I'm building a small PyGTK application and I have an text input field (currently a ComboBoxEntry) which is populated with a few values that the user should be able to choose from.
I think what I want to do is to filter out the matching fields and only show those ones so the user using the keyboard arrows can choose one of the matching ones.
To give some background the predefined values are a bunch of urls and the user should be able to choose from theese or fill in a new one.
Example:
the predefined urls:
- http://www.google.com
- http://www.google.com/android
- http://www.greatstuff.com
- http://www.facebook.com
When a user types 'http://www.g'
The three URLs starting with that string is to be shown (in some way) and when typeing 'http://www.goog' the two starting with that is to be shown
Any Ideas?
An Entry
with an EntryCompletion
seems more appropriate than a ComboBoxEntry
. As always, the tutorial is a good start.
It's very easy to set up when the predefined URLs list is small and fixed.
You just need to populate a ListStore:
# simplified example from the tutorial
import gtk
urls = [
'http://www.google.com',
'http://www.google.com/android',
'http://www.greatstuff.com',
'http://www.facebook.com',
]
liststore = gtk.ListStore(str)
for s in urls:
liststore.append([s])
completion = gtk.EntryCompletion()
completion.set_model(liststore)
completion.set_text_column(0)
entry = gtk.Entry()
entry.set_completion(completion)
# boilerplate
window = gtk.Window()
window.add(entry)
window.connect('destroy', lambda w: gtk.main_quit())
window.show_all()
gtk.main()
Users are not likely to bother typing "http://" or even "www.", so you probably want to match any part of the URL (e.g. just "og" works!):
def match_anywhere(completion, entrystr, iter, data):
modelstr = completion.get_model()[iter][0]
return entrystr in modelstr
completion.set_match_func(match_anywhere, None)
This will test every value in the ListStore for a match, so it's not scalable to huge lists (I mean huge; a 1000 works fine).

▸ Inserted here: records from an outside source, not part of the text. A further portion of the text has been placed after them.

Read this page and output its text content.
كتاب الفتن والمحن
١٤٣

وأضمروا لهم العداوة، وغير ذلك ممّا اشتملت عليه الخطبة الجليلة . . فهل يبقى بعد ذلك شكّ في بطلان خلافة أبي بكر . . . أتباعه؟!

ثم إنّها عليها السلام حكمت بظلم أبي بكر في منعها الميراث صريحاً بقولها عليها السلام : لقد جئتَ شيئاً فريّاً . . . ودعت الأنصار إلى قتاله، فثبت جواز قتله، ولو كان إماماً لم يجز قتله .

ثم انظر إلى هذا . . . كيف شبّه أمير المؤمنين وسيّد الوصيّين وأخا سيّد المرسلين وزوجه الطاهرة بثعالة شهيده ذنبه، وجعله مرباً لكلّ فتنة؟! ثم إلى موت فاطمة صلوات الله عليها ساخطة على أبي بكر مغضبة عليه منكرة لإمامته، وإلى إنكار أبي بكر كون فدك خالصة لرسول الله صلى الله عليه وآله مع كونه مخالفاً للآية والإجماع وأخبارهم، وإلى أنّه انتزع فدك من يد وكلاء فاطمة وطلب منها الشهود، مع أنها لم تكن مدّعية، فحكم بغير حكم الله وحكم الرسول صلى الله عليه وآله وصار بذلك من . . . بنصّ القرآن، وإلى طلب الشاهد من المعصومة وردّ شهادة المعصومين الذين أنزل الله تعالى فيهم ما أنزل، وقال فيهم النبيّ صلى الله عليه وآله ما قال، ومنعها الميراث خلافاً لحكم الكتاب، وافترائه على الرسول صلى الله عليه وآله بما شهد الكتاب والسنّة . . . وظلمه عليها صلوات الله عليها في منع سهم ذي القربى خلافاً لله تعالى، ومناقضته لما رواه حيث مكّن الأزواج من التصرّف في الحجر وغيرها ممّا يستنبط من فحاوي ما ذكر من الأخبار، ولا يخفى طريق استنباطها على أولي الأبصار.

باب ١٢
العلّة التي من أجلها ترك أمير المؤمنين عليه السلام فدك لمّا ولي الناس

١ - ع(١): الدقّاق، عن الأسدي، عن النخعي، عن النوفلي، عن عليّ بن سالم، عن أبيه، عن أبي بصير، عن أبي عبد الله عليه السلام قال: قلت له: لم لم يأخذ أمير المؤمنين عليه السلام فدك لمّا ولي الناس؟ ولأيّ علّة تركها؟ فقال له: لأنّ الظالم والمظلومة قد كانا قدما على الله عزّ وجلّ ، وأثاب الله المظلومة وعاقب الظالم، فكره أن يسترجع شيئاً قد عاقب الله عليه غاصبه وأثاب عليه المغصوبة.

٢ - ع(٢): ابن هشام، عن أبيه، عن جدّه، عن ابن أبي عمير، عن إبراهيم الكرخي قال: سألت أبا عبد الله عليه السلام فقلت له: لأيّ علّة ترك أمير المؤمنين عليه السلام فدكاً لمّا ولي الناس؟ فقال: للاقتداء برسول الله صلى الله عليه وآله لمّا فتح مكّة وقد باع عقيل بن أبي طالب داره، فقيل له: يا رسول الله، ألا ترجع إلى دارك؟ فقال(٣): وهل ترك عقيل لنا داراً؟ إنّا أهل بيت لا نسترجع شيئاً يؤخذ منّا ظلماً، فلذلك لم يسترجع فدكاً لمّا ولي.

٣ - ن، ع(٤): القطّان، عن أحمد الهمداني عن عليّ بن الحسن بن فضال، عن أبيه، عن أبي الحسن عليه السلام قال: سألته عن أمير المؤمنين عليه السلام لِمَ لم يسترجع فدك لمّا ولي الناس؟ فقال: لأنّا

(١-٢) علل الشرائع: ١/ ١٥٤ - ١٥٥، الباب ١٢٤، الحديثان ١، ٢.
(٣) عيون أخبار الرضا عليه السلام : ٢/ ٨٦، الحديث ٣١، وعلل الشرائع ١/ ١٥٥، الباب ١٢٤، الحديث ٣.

Be sure to play with the various options of EntryCompletion, to configure the most pleasant behavior.
You may want to look at how Deskbar Applet's Cuemiac
does it.
Well, you obviously want to deal with prefixes so you'll probably want to use some sort of trie. Of course, there are issues to deal with. For instance, after a person has typed in a few letters ( or maybe even just one) you will want to either traverse the rest of the branches of the trie to find suggestions, or have suggestions stored in each node. A lot of these sorts of decisions depend on how many possible suggestions you plan on having.